Het concept «digitaal klantdossier» kan worden omschreven als een representatie van alle relevante (zowel actuele als historische) gegevens omtrent een klant binnen het SUWI-domein. Dit betreft zowel basisgegevens (gestructureerde klantgegevens, inkomensgerelateerd en werkgerelateerd) als statusinformatie (plaats van de klant in de keten, status van dienstverlening).

Doordat de ketenpartners de gegevens die tot het dossier worden gerekend uit hun administraties digitaal ter beschikking stellen, ontstaat een gestructureerd en samenhangend klantbeeld. Informatie die aldus beschikbaar is kan worden geraadpleegd en benut daar waar dit noodzakelijk is in het uitvoeringsproces. De «omgekeerde intake» is hiervan een sprekend voorbeeld.

Het digitaal klantdossier moet niet worden opgevat als een gegevensverzameling over een klant die op één plaats, centraal wordt aangelegd en bijgehouden. De dossierfunctie ontstaat doordat gegevens die bij verschillende organisaties en in afzonderlijke registraties zijn vastgelegd, op een samenhangende, op de gebruiker en het betreffende uitvoeringsproces toegesneden wijze worden gepresenteerd. Hierbij worden ook relevante gegevens uit administraties van niet-SUWI-organisaties betrokken, zodat deze bijvoorbeeld voor de omgekeerde intake of raadpleging door de professional beschikbaar zijn.

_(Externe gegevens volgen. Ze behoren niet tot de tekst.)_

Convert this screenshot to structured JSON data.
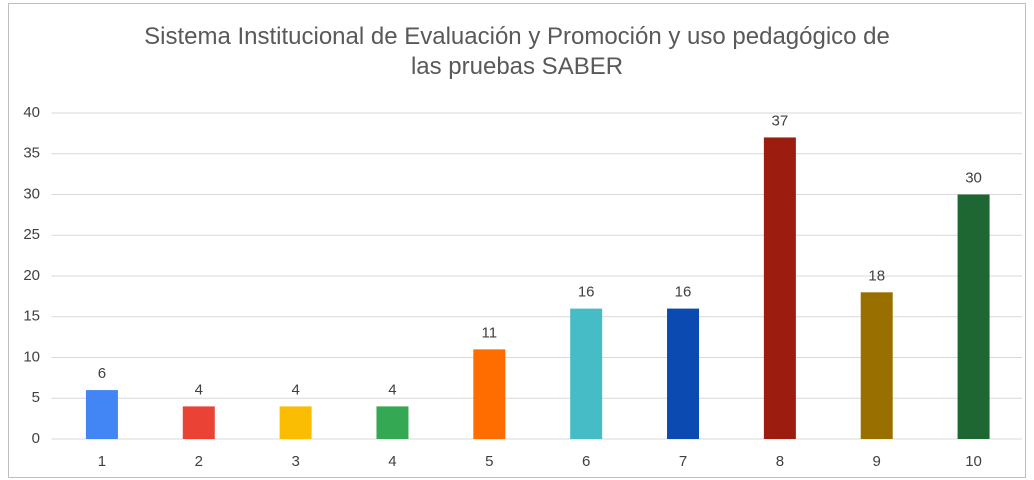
{
  "chart_data": {
    "type": "bar",
    "title": "Sistema Institucional de Evaluación y Promoción y uso pedagógico de las pruebas SABER",
    "categories": [
      "1",
      "2",
      "3",
      "4",
      "5",
      "6",
      "7",
      "8",
      "9",
      "10"
    ],
    "values": [
      6,
      4,
      4,
      4,
      11,
      16,
      16,
      37,
      18,
      30
    ],
    "colors": [
      "#4285f4",
      "#ea4335",
      "#fbbc04",
      "#34a853",
      "#ff6d01",
      "#46bdc6",
      "#0b4ab0",
      "#9c1c10",
      "#997000",
      "#1e6632"
    ],
    "ylim": [
      0,
      40
    ],
    "yticks": [
      0,
      5,
      10,
      15,
      20,
      25,
      30,
      35,
      40
    ],
    "grid": true
  }
}
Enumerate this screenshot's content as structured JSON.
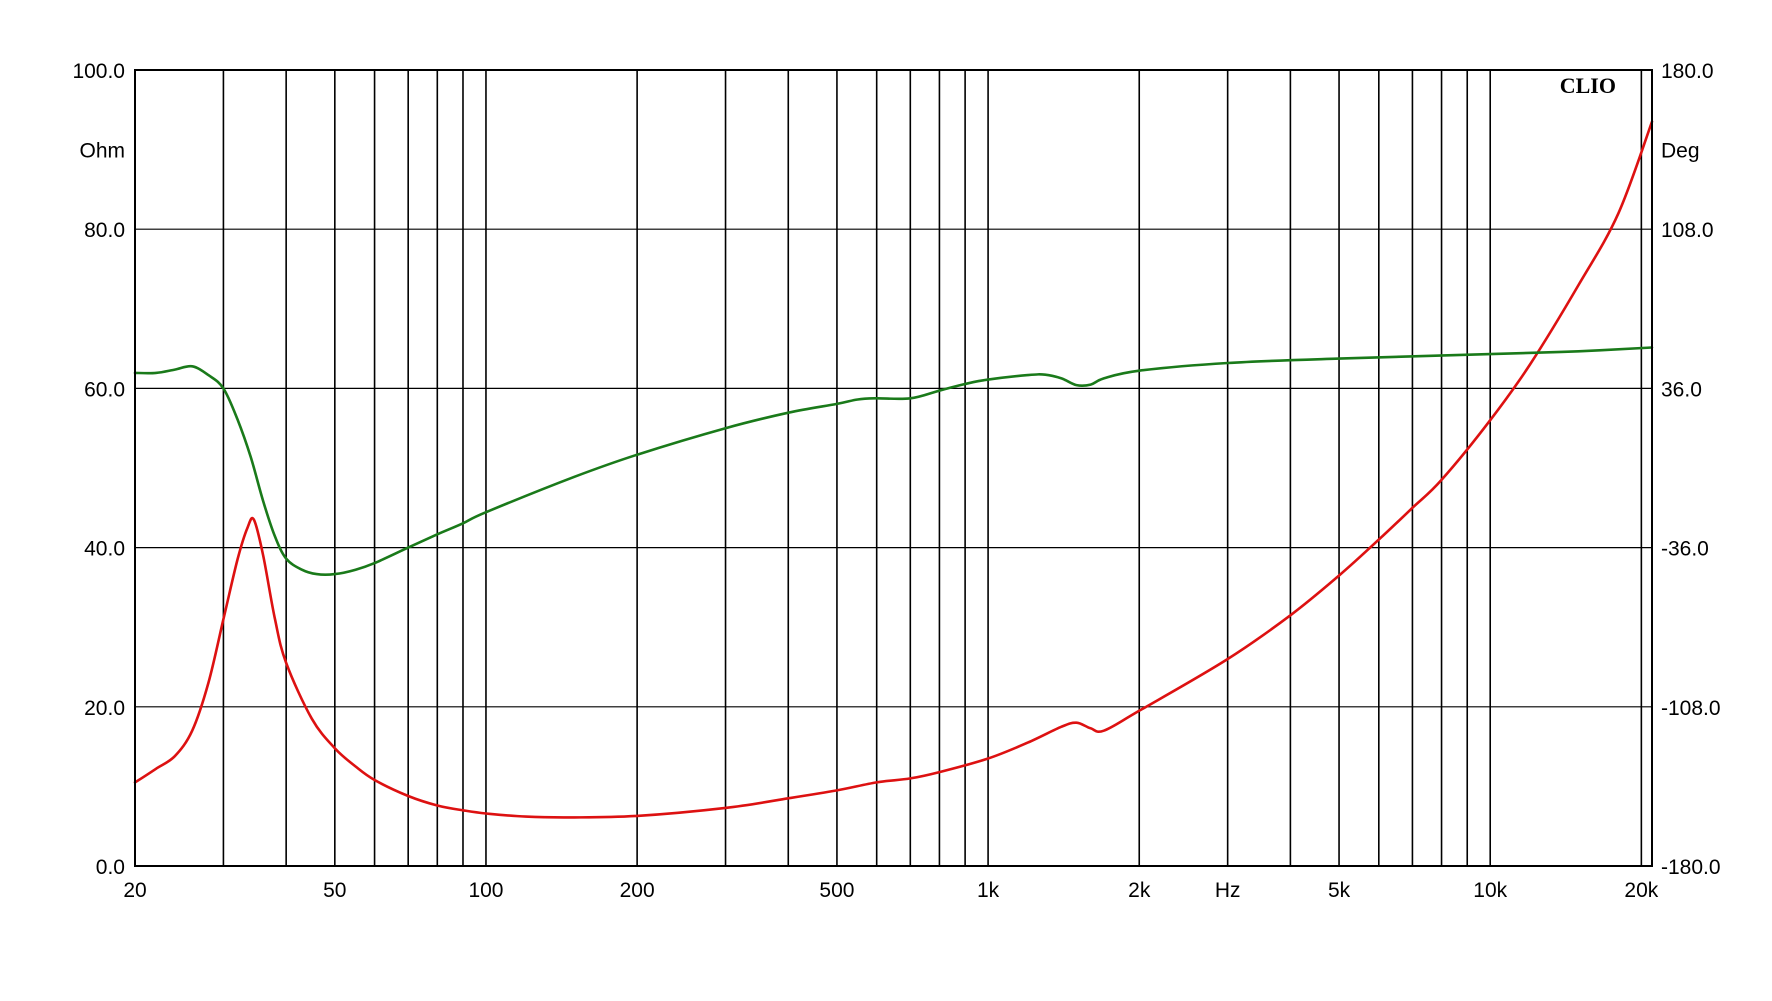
{
  "chart_data": {
    "type": "line",
    "brand": "CLIO",
    "x_scale": "log",
    "xlim": [
      20,
      21000
    ],
    "x_ticks": [
      20,
      50,
      100,
      200,
      500,
      1000,
      2000,
      5000,
      10000,
      20000
    ],
    "x_tick_labels": [
      "20",
      "50",
      "100",
      "200",
      "500",
      "1k",
      "2k",
      "5k",
      "10k",
      "20k"
    ],
    "x_unit_label": "Hz",
    "x_unit_position_value": 3000,
    "x_gridlines": [
      30,
      40,
      50,
      60,
      70,
      80,
      90,
      100,
      200,
      300,
      400,
      500,
      600,
      700,
      800,
      900,
      1000,
      2000,
      3000,
      4000,
      5000,
      6000,
      7000,
      8000,
      9000,
      10000,
      20000
    ],
    "y_left": {
      "unit": "Ohm",
      "ylim": [
        0,
        100
      ],
      "ticks": [
        0,
        20,
        40,
        60,
        80,
        100
      ],
      "tick_labels": [
        "0.0",
        "20.0",
        "40.0",
        "60.0",
        "80.0",
        "100.0"
      ]
    },
    "y_right": {
      "unit": "Deg",
      "ylim": [
        -180,
        180
      ],
      "ticks": [
        -180,
        -108,
        -36,
        36,
        108,
        180
      ],
      "tick_labels": [
        "-180.0",
        "-108.0",
        "-36.0",
        "36.0",
        "108.0",
        "180.0"
      ]
    },
    "grid": true,
    "series": [
      {
        "axis": "left",
        "color": "#dd1111",
        "points": [
          [
            20,
            10.5
          ],
          [
            22,
            12.2
          ],
          [
            24,
            13.8
          ],
          [
            26,
            17
          ],
          [
            28,
            23
          ],
          [
            30,
            31
          ],
          [
            32,
            38.5
          ],
          [
            33.5,
            42.5
          ],
          [
            34.5,
            43.5
          ],
          [
            36,
            39
          ],
          [
            38,
            31
          ],
          [
            40,
            25.5
          ],
          [
            45,
            18.5
          ],
          [
            50,
            14.8
          ],
          [
            55,
            12.5
          ],
          [
            60,
            10.8
          ],
          [
            70,
            8.8
          ],
          [
            80,
            7.6
          ],
          [
            90,
            7
          ],
          [
            100,
            6.6
          ],
          [
            120,
            6.2
          ],
          [
            150,
            6.1
          ],
          [
            200,
            6.3
          ],
          [
            300,
            7.3
          ],
          [
            400,
            8.5
          ],
          [
            500,
            9.5
          ],
          [
            600,
            10.5
          ],
          [
            700,
            11
          ],
          [
            800,
            11.8
          ],
          [
            1000,
            13.5
          ],
          [
            1200,
            15.5
          ],
          [
            1400,
            17.5
          ],
          [
            1500,
            18
          ],
          [
            1600,
            17.3
          ],
          [
            1700,
            17.0
          ],
          [
            2000,
            19.5
          ],
          [
            3000,
            26
          ],
          [
            4000,
            31.5
          ],
          [
            5000,
            36.5
          ],
          [
            6000,
            41
          ],
          [
            7000,
            45
          ],
          [
            8000,
            48.5
          ],
          [
            10000,
            56
          ],
          [
            12000,
            63
          ],
          [
            15000,
            73
          ],
          [
            18000,
            82
          ],
          [
            21000,
            93.5
          ]
        ]
      },
      {
        "axis": "right",
        "color": "#1a7a1a",
        "points": [
          [
            20,
            43
          ],
          [
            22,
            43
          ],
          [
            24,
            44.5
          ],
          [
            26,
            46
          ],
          [
            28,
            42
          ],
          [
            30,
            36
          ],
          [
            32,
            22
          ],
          [
            34,
            5
          ],
          [
            36,
            -15
          ],
          [
            38,
            -31
          ],
          [
            40,
            -41
          ],
          [
            43,
            -46
          ],
          [
            46,
            -48
          ],
          [
            50,
            -48
          ],
          [
            55,
            -46
          ],
          [
            60,
            -43
          ],
          [
            70,
            -36
          ],
          [
            80,
            -30
          ],
          [
            90,
            -25
          ],
          [
            100,
            -20
          ],
          [
            150,
            -4
          ],
          [
            200,
            6
          ],
          [
            300,
            18
          ],
          [
            400,
            25
          ],
          [
            500,
            29
          ],
          [
            550,
            31
          ],
          [
            600,
            31.5
          ],
          [
            700,
            31.5
          ],
          [
            800,
            35
          ],
          [
            900,
            38
          ],
          [
            1000,
            40
          ],
          [
            1200,
            42
          ],
          [
            1300,
            42.2
          ],
          [
            1400,
            40.5
          ],
          [
            1500,
            37.5
          ],
          [
            1600,
            37.7
          ],
          [
            1700,
            40.5
          ],
          [
            2000,
            44
          ],
          [
            3000,
            47.5
          ],
          [
            5000,
            49.5
          ],
          [
            10000,
            51.5
          ],
          [
            15000,
            52.8
          ],
          [
            21000,
            54.5
          ]
        ]
      }
    ]
  }
}
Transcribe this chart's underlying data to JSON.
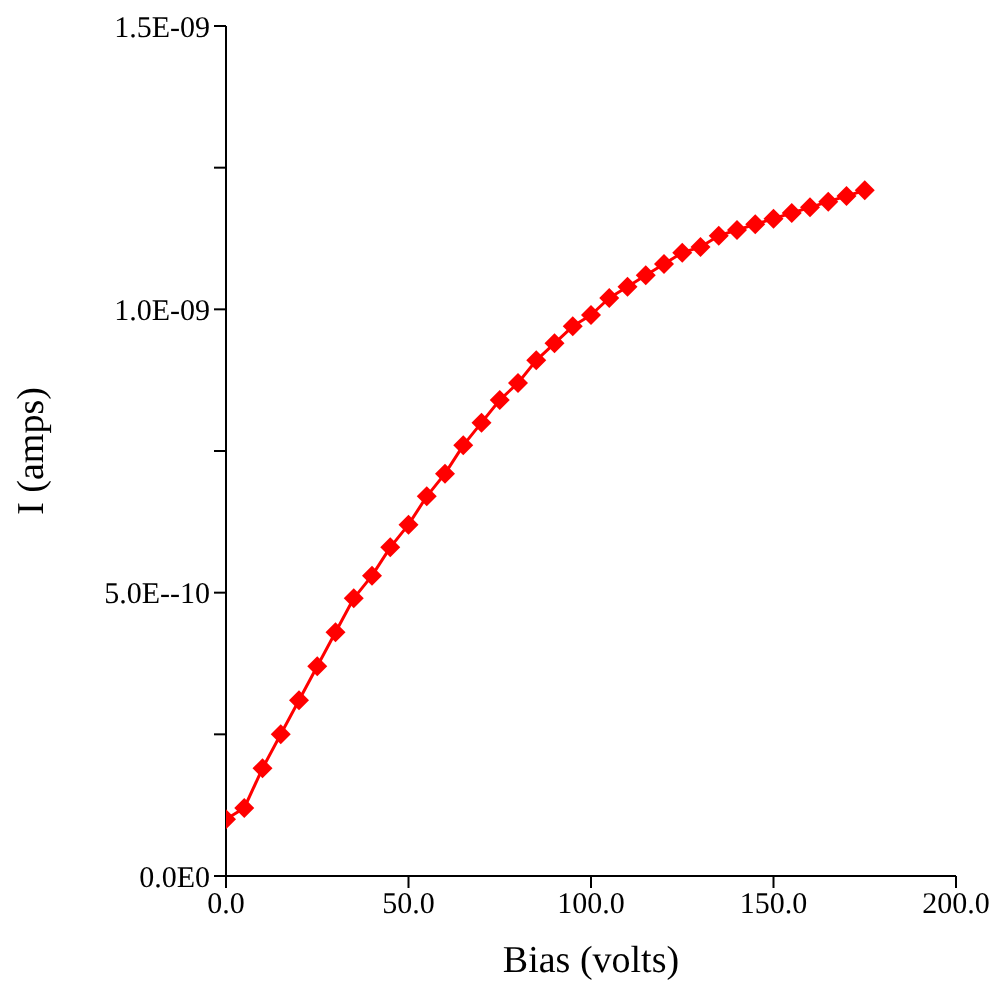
{
  "chart_data": {
    "type": "line",
    "xlabel": "Bias (volts)",
    "ylabel": "I (amps)",
    "x": [
      0,
      5,
      10,
      15,
      20,
      25,
      30,
      35,
      40,
      45,
      50,
      55,
      60,
      65,
      70,
      75,
      80,
      85,
      90,
      95,
      100,
      105,
      110,
      115,
      120,
      125,
      130,
      135,
      140,
      145,
      150,
      155,
      160,
      165,
      170,
      175
    ],
    "series": [
      {
        "color": "#ff0000",
        "values": [
          1e-10,
          1.2e-10,
          1.9e-10,
          2.5e-10,
          3.1e-10,
          3.7e-10,
          4.3e-10,
          4.9e-10,
          5.3e-10,
          5.8e-10,
          6.2e-10,
          6.7e-10,
          7.1e-10,
          7.6e-10,
          8e-10,
          8.4e-10,
          8.7e-10,
          9.1e-10,
          9.4e-10,
          9.7e-10,
          9.9e-10,
          1.02e-09,
          1.04e-09,
          1.06e-09,
          1.08e-09,
          1.1e-09,
          1.11e-09,
          1.13e-09,
          1.14e-09,
          1.15e-09,
          1.16e-09,
          1.17e-09,
          1.18e-09,
          1.19e-09,
          1.2e-09,
          1.21e-09
        ]
      }
    ],
    "xlim": [
      0,
      200
    ],
    "xticks": [
      {
        "value": 0,
        "label": "0.0"
      },
      {
        "value": 50,
        "label": "50.0"
      },
      {
        "value": 100,
        "label": "100.0"
      },
      {
        "value": 150,
        "label": "150.0"
      },
      {
        "value": 200,
        "label": "200.0"
      }
    ],
    "ylim": [
      0,
      1.5e-09
    ],
    "yticks": [
      {
        "value": 0,
        "label": "0.0E0"
      },
      {
        "value": 2.5e-10,
        "label": null
      },
      {
        "value": 5e-10,
        "label": "5.0E--10"
      },
      {
        "value": 7.5e-10,
        "label": null
      },
      {
        "value": 1e-09,
        "label": "1.0E-09"
      },
      {
        "value": 1.25e-09,
        "label": null
      },
      {
        "value": 1.5e-09,
        "label": "1.5E-09"
      }
    ],
    "marker": "diamond",
    "line_style": "solid",
    "grid": false,
    "legend": false
  }
}
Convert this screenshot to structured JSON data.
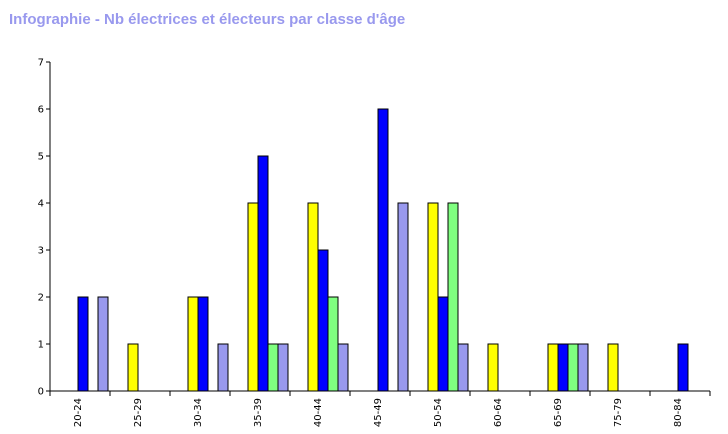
{
  "title": "Infographie - Nb électrices et électeurs par classe d'âge",
  "chart_data": {
    "type": "bar",
    "title": "Infographie - Nb électrices et électeurs par classe d'âge",
    "xlabel": "",
    "ylabel": "",
    "ylim": [
      0,
      7
    ],
    "yticks": [
      "0",
      "1",
      "2",
      "3",
      "4",
      "5",
      "6",
      "7"
    ],
    "categories": [
      "20-24",
      "25-29",
      "30-34",
      "35-39",
      "40-44",
      "45-49",
      "50-54",
      "60-64",
      "65-69",
      "75-79",
      "80-84"
    ],
    "series": [
      {
        "color": "#ffff00",
        "values": [
          0,
          1,
          2,
          4,
          4,
          0,
          4,
          1,
          1,
          1,
          0
        ]
      },
      {
        "color": "#0000ff",
        "values": [
          2,
          0,
          2,
          5,
          3,
          6,
          2,
          0,
          1,
          0,
          1
        ]
      },
      {
        "color": "#80ff80",
        "values": [
          0,
          0,
          0,
          1,
          2,
          0,
          4,
          0,
          1,
          0,
          0
        ]
      },
      {
        "color": "#9999ee",
        "values": [
          2,
          0,
          1,
          1,
          1,
          4,
          1,
          0,
          1,
          0,
          0
        ]
      }
    ],
    "grid": false,
    "legend": "none"
  }
}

Conform de insteek van de Expertcommissie wordt voor de technische realisatie van het digitaal klantdossier grotendeels gebruikgemaakt van en voortgebouwd op reeds bestaande ICT-voorzieningen. Om gegevens te ontsluiten worden de diverse informatiesystemen van de ketenpartners aangepast. Met gebruikmaking van internettechnologie worden gegevens gepresenteerd aan de burger (via een klantportaal, met behulp van de authenticatievoorziening DigiD) en aan de professional (de bevoegde medewerker van het uitvoeringsorgaan via Suwinet-Inkijk). Ook kunnen gegevens rechtstreeks door applicaties worden gebruikt (bijvoorbeeld Sonar van CWI, of elektronische formulieren voor de intake). Het klantportaal wordt zo vormgegeven dat dit tevens past binnen de Persoonlijke Internet Pagina.1

De totstandkoming van het digitaal klantdossier kent een groeipad. In de eerste fase worden in het project per ultimo 2006 de volgende onderdelen implementatiegereed gemaakt, waarbij de ingebruikname in 2007 wordt gerealiseerd:

• het ter beschikking stellen van een eerste ketenbrede gegevensset, zowel aan de klant als aan de professional;

• een drietal elektronische diensten beschikbaar voor klanten, t.w. Inschrijven Werk, Aanvraag WW en Aanvraag WWB.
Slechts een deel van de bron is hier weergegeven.